The fibers of the formatio reticularis, which are responsible for the waking state, are jointly referred to as the ‘ascending reticular activating system’ (ARAS). Damage to or disruption of these fibers can lead to a state of coma.
However, other systems are also responsible for the waking state, aside from the formatio reticularis. In all, the locus caeruleus (transmitted by the transmitter noradrenaline), the cholinergic fibers from the basal forebrain (e.g., nucleus basalis of Meynert), histaminergic fibers from the thalamus (nucleus centromedianus), and glutamatergic fibers from the thalamus (intralaminar nuclei) have a waking effect.
Substances that inhibit the systems mentioned above can cause sedation or a reduced state of alertness. For instance, benzodiazepine or barbiturates decrease the activity of the formatio reticularis. Alcohol also has a suppressive effect on the activity of the ARAS.
Respiratory center of the formatio reticularis
Two groups of neurons regulate respiration. One is the inspiratory neurons, and the other is the expiratory neurons.
The rhythmic alteration between inspiration and expiration is regulated by a cellular complex located in the vicinity of the ventral medulla oblongata (pneumotaxic center). This complex is called the pre-Bötzinger complex. Failure of this cellular complex results in breathing disorders.

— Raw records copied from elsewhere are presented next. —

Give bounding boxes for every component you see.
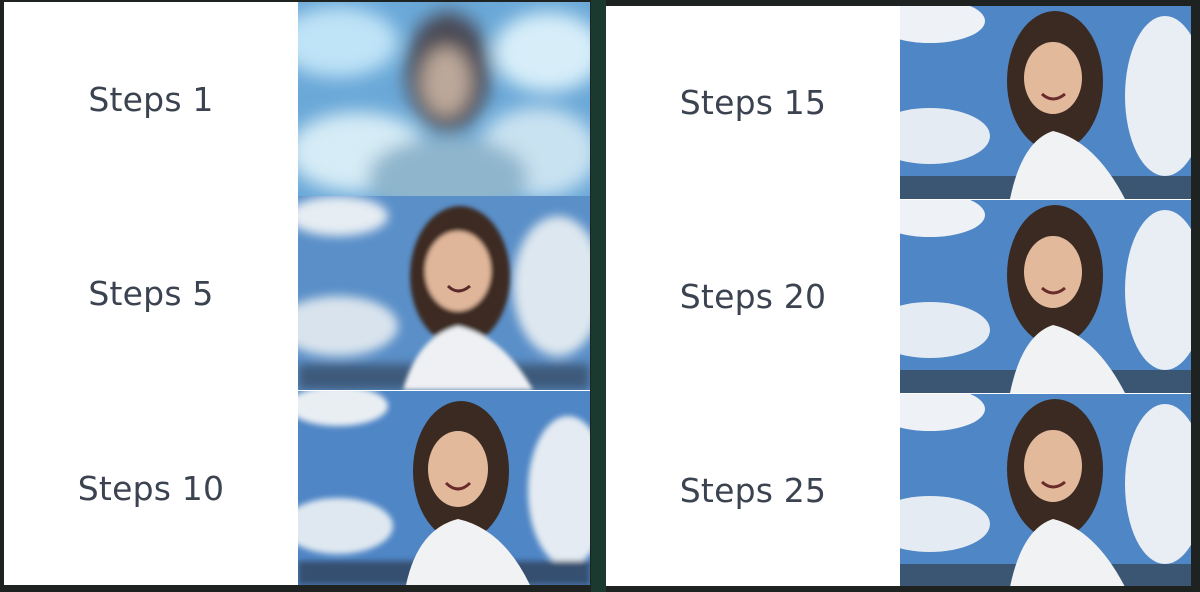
steps-label: Steps 25 [606, 394, 900, 586]
row-steps-10: Steps 10 [4, 391, 590, 585]
steps-label: Steps 20 [606, 200, 900, 393]
steps-label: Steps 5 [4, 196, 298, 390]
portrait-image-steps-10 [298, 391, 590, 585]
panel-divider [591, 0, 606, 592]
portrait-image-steps-15 [900, 6, 1191, 199]
steps-label: Steps 15 [606, 6, 900, 199]
portrait-image-steps-1 [298, 2, 590, 196]
row-steps-1: Steps 1 [4, 2, 590, 196]
row-steps-25: Steps 25 [606, 394, 1191, 586]
row-steps-15: Steps 15 [606, 6, 1191, 199]
steps-label: Steps 1 [4, 2, 298, 196]
comparison-stage: Steps 1 Steps 5 Steps 10 Steps 15 Steps … [0, 0, 1200, 592]
portrait-image-steps-20 [900, 200, 1191, 393]
row-steps-5: Steps 5 [4, 196, 590, 390]
row-steps-20: Steps 20 [606, 200, 1191, 393]
left-panel: Steps 1 Steps 5 Steps 10 [4, 2, 590, 585]
portrait-image-steps-5 [298, 196, 590, 390]
portrait-image-steps-25 [900, 394, 1191, 586]
right-panel: Steps 15 Steps 20 Steps 25 [606, 6, 1191, 586]
steps-label: Steps 10 [4, 391, 298, 585]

Circulatory center of the formatio reticularis
The neurons for circulatory regulation are divided into blood pressure-increasing and -decreasing neurons. Multiple neurons with the same function are found in specific regions. The neurons that raise blood pressure tend to be laterally located.

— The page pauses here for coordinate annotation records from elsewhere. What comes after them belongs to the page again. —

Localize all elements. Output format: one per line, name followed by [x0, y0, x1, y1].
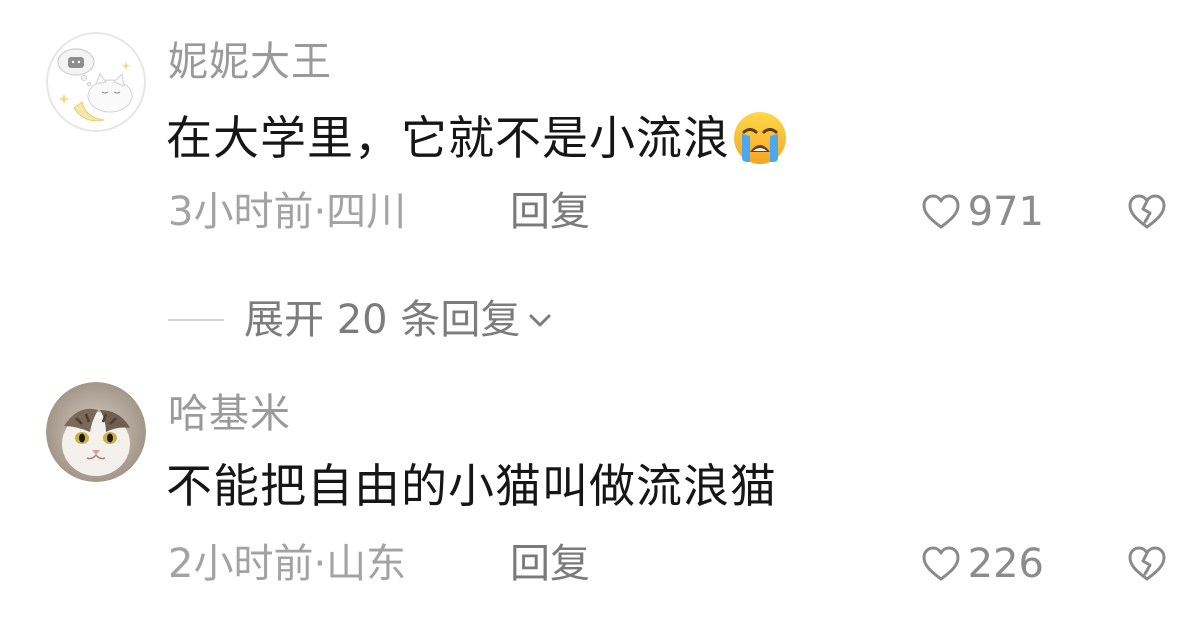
heart-outline-icon: [922, 194, 960, 229]
avatar-image: [46, 32, 146, 132]
heart-outline-icon: [922, 546, 960, 581]
comment-meta: 2小时前·山东 回复 226: [168, 536, 1168, 592]
expand-replies-label: 展开 20 条回复: [244, 297, 521, 343]
avatar-image: [46, 382, 146, 482]
comment-meta: 3小时前·四川 回复 971: [168, 184, 1168, 240]
comment-text: 在大学里，它就不是小流浪: [166, 110, 788, 166]
username[interactable]: 哈基米: [168, 390, 291, 438]
comment-text-body: 在大学里，它就不是小流浪: [166, 111, 730, 165]
like-count: 226: [967, 541, 1044, 587]
like-button[interactable]: 226: [920, 536, 1044, 592]
like-button[interactable]: 971: [920, 184, 1044, 240]
time-location: 2小时前·山东: [168, 541, 407, 587]
time-location: 3小时前·四川: [168, 189, 407, 235]
avatar[interactable]: [46, 32, 146, 132]
avatar[interactable]: [46, 382, 146, 482]
comment-text-body: 不能把自由的小猫叫做流浪猫: [166, 459, 777, 513]
loudly-crying-face-icon: [732, 110, 788, 166]
divider-line: [168, 319, 224, 321]
username[interactable]: 妮妮大王: [168, 38, 332, 86]
comment-text: 不能把自由的小猫叫做流浪猫: [166, 458, 777, 514]
chevron-down-icon: [529, 314, 551, 327]
broken-heart-icon[interactable]: [1126, 191, 1168, 233]
reply-button[interactable]: 回复: [510, 184, 590, 240]
reply-button[interactable]: 回复: [510, 536, 590, 592]
comment-item: 妮妮大王 在大学里，它就不是小流浪 3小时前·四川 回复 971: [0, 22, 1200, 252]
like-count: 971: [967, 189, 1044, 235]
broken-heart-icon[interactable]: [1126, 543, 1168, 585]
expand-replies-button[interactable]: 展开 20 条回复: [168, 292, 554, 348]
comment-item: 哈基米 不能把自由的小猫叫做流浪猫 2小时前·山东 回复 226: [0, 374, 1200, 604]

The circulatory center is regulated by fibers from the hypothalamus, which pass through the fasciculus medialis telencephali (medial forebrain bundle).
Structure of the area postrema (vomiting center)
The area postrema is one of the circumventricular organs and is also located in the area of the formatio reticularis.
A characteristic of the circumventricular organs is the fact that the blood-brain barrier is usually interrupted here, whereby substances from the blood can directly pass into the cerebral parenchyma (and vice versa).
Certain substances can trigger a vomiting reaction, and the stimulus is transmitted by a serotoninergic receptor of the subtype 5-HT3. An increased concentration of serotonin in the blood, e.g., as a result of chemotherapy, can thus stimulate these receptors, thereby inducing a vomiting response. The vomiting stimulus can, in turn, be effectively suppressed by 5-HT3 antagonists.
The dopaminergic D2 receptor and the histamine receptor of the type H1 are 2 other receptors located in the area postrema and the stimulation of these results in illness and vomiting. Therefore, antagonists can be applied as antiemetics against D2 and H1 receptors.
Gaze centers of the formatio reticularis
The gaze centers are divided into the pontine and vertical gaze center. The pontine gaze center, which regulates horizontal movements of the eye, is made of the paramedian pontine reticular formation (PPRF), whereas the vertical gaze center comprises of the rostral interstitial nucleus of medial longitudinal fasciculus (riFLM).
The medial longitudinal fasciculus connects the 3 eye muscle nuclei of cranial nerves III, IV, and VI, and both sides run ventrally to the aqueductus mesencephali up to the cervical spinal cord.
The damage to the medial longitudinal fasciculus results in internuclear ophthalmoplegia (INO). The most common cause of damage to the bundle is multiple sclerosis.
A clinical symptom of internuclear ophthalmoplegia is that, when looking to the side, the contralateral eye remains in the center, and the ipsilateral eye exhibits monocular nystagmus. The convergence reaction, however, is regular.